Trovare la motivazione sul lavoro vuol dire definire un progetto professionale per poi realizzarlo giorno dopo giorno, come se fosse un’opera d’arte. E’ necessario prima di tutto ascoltare se stessi, sentire cosa potrebbe accendere la nostra passione; scoprire quali sono i campi professionali a noi più vicini (se siamo attratti dalle Scienze della natura o dall’Arte, difficilmente saremo motivati lavorando 10h al giorno in un ufficio della Tiburtina Valley…). La massima aspettativa è quella di riuscire a trovare la propria vocazione, cioè la chiamata a un lavoro che ci assorbe totalmente, che ci gratifica immensamente e va oltre la nostra stessa esistenza.
Chi è consapevole e soddisfatto del proprio ruolo è in grado di definire obiettivi molto sfidanti e riesce a superare qualsiasi ostacolo. E’ un «dovere» per ognuno di noi scoprire chi è veramente e come vuole realizzarsi, capire qual è l’obiettivo che vuole raggiungere attraverso la propria opera professionale. E’ un processo di allenamento molto impegnativo a cui però ci sottoponiamo volontariamente: prima scoprendo i nostri punti di forza espressi o ancora da esprimere, per poi farli diventare, con l’allenamento quotidiano, dei poteri in grado di cambiare la realtà circostante (con i capi, i colleghi, i collaboratori). Se poi grazie ad una grande perseveranza, saremo capaci di dedicarci tutta la nostra passione ed impegno, potremmo farli diventare dei veri talenti.

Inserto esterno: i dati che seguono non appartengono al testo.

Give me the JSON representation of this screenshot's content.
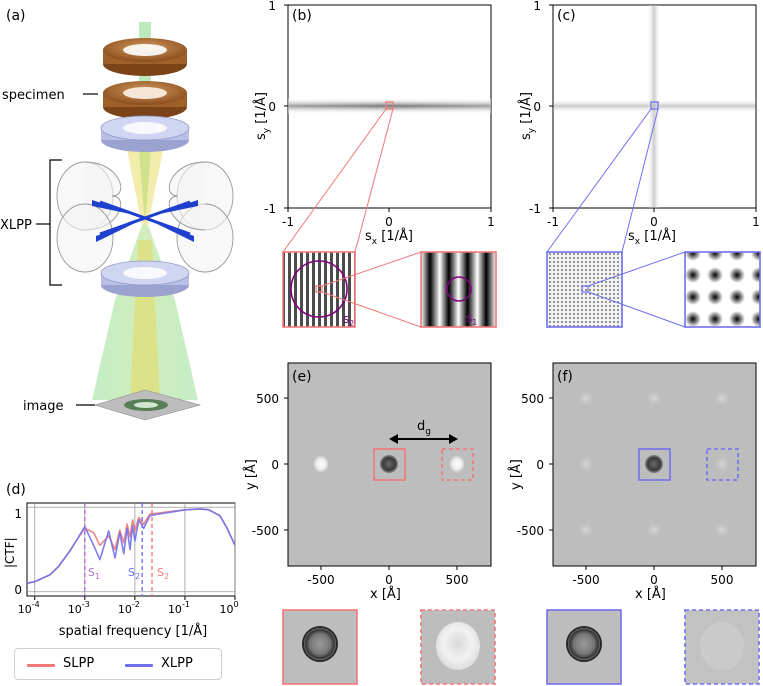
{
  "panels": {
    "a": "(a)",
    "b": "(b)",
    "c": "(c)",
    "d": "(d)",
    "e": "(e)",
    "f": "(f)"
  },
  "schematic": {
    "specimen_label": "specimen",
    "xlpp_label": "XLPP",
    "image_label": "image"
  },
  "ticks_bc": {
    "y_top": "1",
    "y_mid": "0",
    "y_bot": "-1",
    "x_left": "-1",
    "x_mid": "0",
    "x_right": "1"
  },
  "labels_bc": {
    "ylabel": "s_y [1/Å]",
    "ylabel_main": "s",
    "ylabel_sub": "y",
    "ylabel_unit": "[1/Å]",
    "xlabel_main": "s",
    "xlabel_sub": "x",
    "xlabel_unit": "[1/Å]"
  },
  "insets": {
    "s2_main": "s",
    "s2_sub": "2",
    "s1_main": "s",
    "s1_sub": "1"
  },
  "ticks_ef": {
    "y_500": "500",
    "y_0": "0",
    "y_m500": "-500",
    "x_m500": "-500",
    "x_0": "0",
    "x_500": "500"
  },
  "labels_ef": {
    "ylabel": "y [Å]",
    "xlabel": "x [Å]",
    "dg_main": "d",
    "dg_sub": "g"
  },
  "chart_d": {
    "ylabel": "|CTF|",
    "xlabel": "spatial frequency [1/Å]",
    "y_tick_1": "1",
    "y_tick_0": "0",
    "x_ticks": [
      "10",
      "10",
      "10",
      "10",
      "10"
    ],
    "x_exps": [
      "-4",
      "-3",
      "-2",
      "-1",
      "0"
    ],
    "x_tick_last": "10",
    "annot_s1": "S",
    "annot_s1_sub": "1",
    "annot_s2a": "S",
    "annot_s2a_sub": "2",
    "annot_s2b": "S",
    "annot_s2b_sub": "2"
  },
  "legend": {
    "slpp": "SLPP",
    "xlpp": "XLPP"
  },
  "colors": {
    "slpp": "#f07878",
    "xlpp": "#7070f0",
    "purple": "#800080",
    "ring_brown": "#a0602a",
    "lens_blue": "#b8c0e6",
    "beam_green": "#7fd07f",
    "beam_yellow": "#f0e070"
  },
  "chart_data": {
    "type": "line",
    "xscale": "log",
    "xlim": [
      7e-05,
      1
    ],
    "ylim": [
      -0.05,
      1.05
    ],
    "xlabel": "spatial frequency [1/Å]",
    "ylabel": "|CTF|",
    "vlines": {
      "S1": 0.001,
      "S2_XLPP": 0.014,
      "S2_SLPP": 0.022
    },
    "series": [
      {
        "name": "SLPP",
        "x": [
          7e-05,
          0.0001,
          0.0002,
          0.0003,
          0.0005,
          0.0007,
          0.001,
          0.0015,
          0.002,
          0.003,
          0.004,
          0.005,
          0.006,
          0.007,
          0.008,
          0.009,
          0.01,
          0.012,
          0.015,
          0.02,
          0.03,
          0.05,
          0.1,
          0.2,
          0.3,
          0.5,
          0.7,
          1.0
        ],
        "y": [
          0.1,
          0.12,
          0.2,
          0.3,
          0.48,
          0.62,
          0.75,
          0.7,
          0.55,
          0.66,
          0.5,
          0.73,
          0.58,
          0.8,
          0.65,
          0.85,
          0.72,
          0.88,
          0.8,
          0.92,
          0.93,
          0.95,
          0.97,
          0.98,
          0.97,
          0.9,
          0.75,
          0.55
        ]
      },
      {
        "name": "XLPP",
        "x": [
          7e-05,
          0.0001,
          0.0002,
          0.0003,
          0.0005,
          0.0007,
          0.001,
          0.0015,
          0.002,
          0.003,
          0.004,
          0.005,
          0.006,
          0.007,
          0.008,
          0.009,
          0.01,
          0.012,
          0.015,
          0.02,
          0.03,
          0.05,
          0.1,
          0.2,
          0.3,
          0.5,
          0.7,
          1.0
        ],
        "y": [
          0.1,
          0.12,
          0.2,
          0.3,
          0.48,
          0.62,
          0.77,
          0.55,
          0.38,
          0.72,
          0.4,
          0.7,
          0.45,
          0.75,
          0.5,
          0.78,
          0.6,
          0.85,
          0.75,
          0.9,
          0.92,
          0.94,
          0.97,
          0.98,
          0.97,
          0.9,
          0.75,
          0.55
        ]
      }
    ]
  }
}
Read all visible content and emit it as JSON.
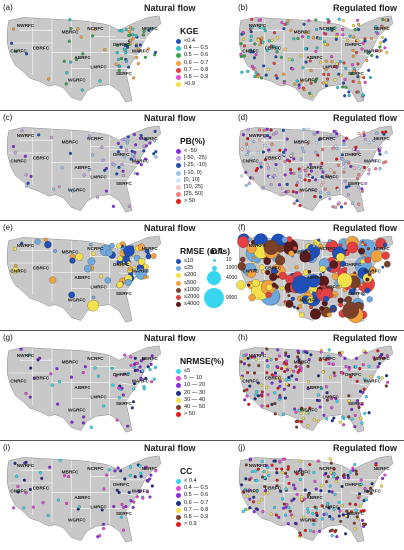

In questo il Coach è un alleato che aiuta a scoprire i tesori che le persone non riescono a vedere in se stesse. Il Coach aiuta ad aumentare la consapevolezza sui motivi della demotivazione attuale: spesso il senso di malessere deriva dal fatto che per troppo tempo si è cercato di adattarsi senza successo ad una situazione insostenibile. Il Coach supporta il Coachee nell’individuazione dei desideri e degli obiettivi, aiuta a definire un piano di sviluppo delle competenze necessarie ed a scoprire e far esprimere le potenzialità per aumentare la propria influenza sul posto di lavoro. Se poi non sarà possibile comunque trovare soddisfazione nel lavoro attuale, il Coach aiuta nell’identificazione ed attuazione di un nuovo progetto professionale più in linea con le proprie aspirazioni. I risultati sono sorprendenti prima di tutto per noi Coach: è veramente gratificante vedere persone che solo un anno fa hanno intrapreso con me un percorso di Coaching ed oggi si sentono realizzate e motivate a migliorare ancora il loro nuovo progetto professionale.
Questi risultati e il loro benessere rappresentano per me la migliore spinta motivazionale.